There is no need for cash to be paid out to be a drain on the reserve/liquidity position of the bank. And banks (individually, or as a whole) cannot expand indefinitely either. Interbank settlements, through the adverse clearing process, operate as a very good limiting constraint, unless there is an exact offsetting amount that the counterparty bank owes (in which case no reserve transfer occurs and limits to expansion are defined by other criteria).
Werner does eventually mention this point however, albeit too briefly given how crucial it is:
As long as banks create credit at the same rate as other banks, and as long as customers are similarly distributed, the mutual claims of banks on each other will be netted out and may well, on balance, cancel each other out. Then banks can increase credit creation without limit and without ‘losing any money’.
While this is theoretically true, this is highly unrealistic, as I have explained in this post:
[The BoE economists] seem to believe that all banks could expand simultaneously, resulting in each bank avoiding adverse clearing and loss of reserves. This situation cannot realistically occur. Each bank wishes to have a different risk/return profile. As a result, banks with different risk profile would not be expanding at the exact same time, resulting in the more aggressive ones losing reserves at the expense of the more conservative ones in the medium term, stopping their expansion. At this point, we get back to the case I (and they) made of what happens to over-expanding single banks.

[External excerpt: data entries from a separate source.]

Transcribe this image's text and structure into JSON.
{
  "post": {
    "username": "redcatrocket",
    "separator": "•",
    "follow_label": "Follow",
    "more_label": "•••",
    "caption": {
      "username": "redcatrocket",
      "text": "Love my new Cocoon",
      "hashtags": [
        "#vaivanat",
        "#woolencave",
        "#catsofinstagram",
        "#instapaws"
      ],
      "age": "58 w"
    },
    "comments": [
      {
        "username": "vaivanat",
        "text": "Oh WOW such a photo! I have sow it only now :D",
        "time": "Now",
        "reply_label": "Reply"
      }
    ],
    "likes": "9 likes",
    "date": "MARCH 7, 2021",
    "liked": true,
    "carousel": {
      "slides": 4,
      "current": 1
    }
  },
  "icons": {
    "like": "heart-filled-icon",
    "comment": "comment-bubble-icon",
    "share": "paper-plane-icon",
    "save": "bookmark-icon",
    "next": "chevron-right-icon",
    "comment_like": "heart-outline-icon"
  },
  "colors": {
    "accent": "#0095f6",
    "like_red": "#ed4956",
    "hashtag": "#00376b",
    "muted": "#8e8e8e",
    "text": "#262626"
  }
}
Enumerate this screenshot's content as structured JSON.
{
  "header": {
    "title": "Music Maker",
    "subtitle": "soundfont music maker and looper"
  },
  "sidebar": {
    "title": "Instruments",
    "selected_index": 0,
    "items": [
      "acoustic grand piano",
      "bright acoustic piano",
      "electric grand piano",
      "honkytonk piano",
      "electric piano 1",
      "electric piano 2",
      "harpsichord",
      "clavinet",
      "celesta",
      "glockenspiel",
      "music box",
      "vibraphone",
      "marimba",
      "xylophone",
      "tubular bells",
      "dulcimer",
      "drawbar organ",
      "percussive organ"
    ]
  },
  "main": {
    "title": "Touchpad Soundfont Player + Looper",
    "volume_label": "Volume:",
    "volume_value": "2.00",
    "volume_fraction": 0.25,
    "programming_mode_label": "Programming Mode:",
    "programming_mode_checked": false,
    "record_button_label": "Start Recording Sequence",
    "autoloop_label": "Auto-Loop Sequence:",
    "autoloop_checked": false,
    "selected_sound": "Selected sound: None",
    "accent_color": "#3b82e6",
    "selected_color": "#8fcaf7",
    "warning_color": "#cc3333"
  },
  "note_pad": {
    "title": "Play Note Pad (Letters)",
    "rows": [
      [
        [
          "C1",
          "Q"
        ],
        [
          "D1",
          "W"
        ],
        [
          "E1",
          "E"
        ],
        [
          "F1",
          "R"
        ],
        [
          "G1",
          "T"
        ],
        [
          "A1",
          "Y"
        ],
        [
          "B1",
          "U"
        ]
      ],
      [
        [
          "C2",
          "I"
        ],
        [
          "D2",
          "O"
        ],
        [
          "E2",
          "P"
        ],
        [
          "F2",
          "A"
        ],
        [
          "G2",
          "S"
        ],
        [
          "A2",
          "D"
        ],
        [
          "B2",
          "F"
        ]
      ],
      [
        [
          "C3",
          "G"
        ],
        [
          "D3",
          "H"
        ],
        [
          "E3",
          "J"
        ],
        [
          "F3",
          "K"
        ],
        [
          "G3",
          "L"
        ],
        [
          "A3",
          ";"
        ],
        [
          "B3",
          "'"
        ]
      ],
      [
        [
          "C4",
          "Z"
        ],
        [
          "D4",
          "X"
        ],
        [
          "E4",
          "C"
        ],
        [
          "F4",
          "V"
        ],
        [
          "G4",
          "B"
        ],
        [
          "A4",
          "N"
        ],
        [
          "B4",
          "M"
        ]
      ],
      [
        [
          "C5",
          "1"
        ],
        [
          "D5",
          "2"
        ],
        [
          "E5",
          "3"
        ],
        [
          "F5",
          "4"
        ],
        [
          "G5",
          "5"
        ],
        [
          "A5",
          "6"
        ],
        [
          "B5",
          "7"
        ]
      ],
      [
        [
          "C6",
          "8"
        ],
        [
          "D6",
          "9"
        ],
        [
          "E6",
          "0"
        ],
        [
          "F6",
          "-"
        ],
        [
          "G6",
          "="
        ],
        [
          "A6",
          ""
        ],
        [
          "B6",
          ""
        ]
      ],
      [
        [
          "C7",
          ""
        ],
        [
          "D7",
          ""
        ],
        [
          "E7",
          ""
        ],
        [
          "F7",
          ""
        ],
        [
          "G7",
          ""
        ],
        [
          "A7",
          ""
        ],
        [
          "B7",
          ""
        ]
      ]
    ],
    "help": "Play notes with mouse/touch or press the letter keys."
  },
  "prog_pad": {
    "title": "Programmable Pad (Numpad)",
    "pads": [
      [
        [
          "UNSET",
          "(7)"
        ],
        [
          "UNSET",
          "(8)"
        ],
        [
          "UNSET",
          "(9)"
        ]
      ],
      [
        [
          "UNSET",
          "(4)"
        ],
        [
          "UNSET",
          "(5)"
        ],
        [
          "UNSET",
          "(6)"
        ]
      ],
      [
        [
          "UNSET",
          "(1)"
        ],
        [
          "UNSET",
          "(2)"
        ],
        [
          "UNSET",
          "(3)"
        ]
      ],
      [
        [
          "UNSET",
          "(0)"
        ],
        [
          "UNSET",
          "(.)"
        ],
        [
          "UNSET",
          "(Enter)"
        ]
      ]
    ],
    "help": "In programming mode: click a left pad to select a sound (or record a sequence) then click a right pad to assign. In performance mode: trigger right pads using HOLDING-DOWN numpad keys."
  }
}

Please note that banks do not need to secure reserves before lending in the fractional reserve model, unlike what Werner claims. What they do need to do is to secure reserves before they are transferred to another bank or withdrawn as cash by the customer*. If one of those two events occurs and our bank hasn’t got the required reserves to settle, it causes an event of default. And bank managers don’t like events of default much. Which is why banks have dedicated treasury and asset/liability management teams that attempt to secure funding sources (i.e. reserves), as cheaply as possible.
All of those issues make Werner believe that modulating reserve requirements cannot work to control banking expansion. Yet all empirical evidences seem to be against him. Many central banks across the world use RR to tame or boost lending (China, Turkey, Brasil…) and evidences seem to show that it works (see here for a recent paper on Brazil for instance).
Finally, his empirical test is flawed, as was his previous one (see here). His credit creation theory of money (which is quite similar to this very rough one published by some BoE staff earlier this year) cannot be demonstrated by making a single small loan to a virtual customer of a given bank.
There is one thing that Werner got very right though, and it is that BoE publications have been overly confusing, if not completely contradictory, over the past few years. But it’s not a reason to add to the confusion.
*In an ideal world, that is, when the borrower utilises his newly acquired fund to pay another customer of the same bank, an individual bank does not have to secure reserves. But if the second customer does in turn transfer his cash to another bank, well, you know what happens.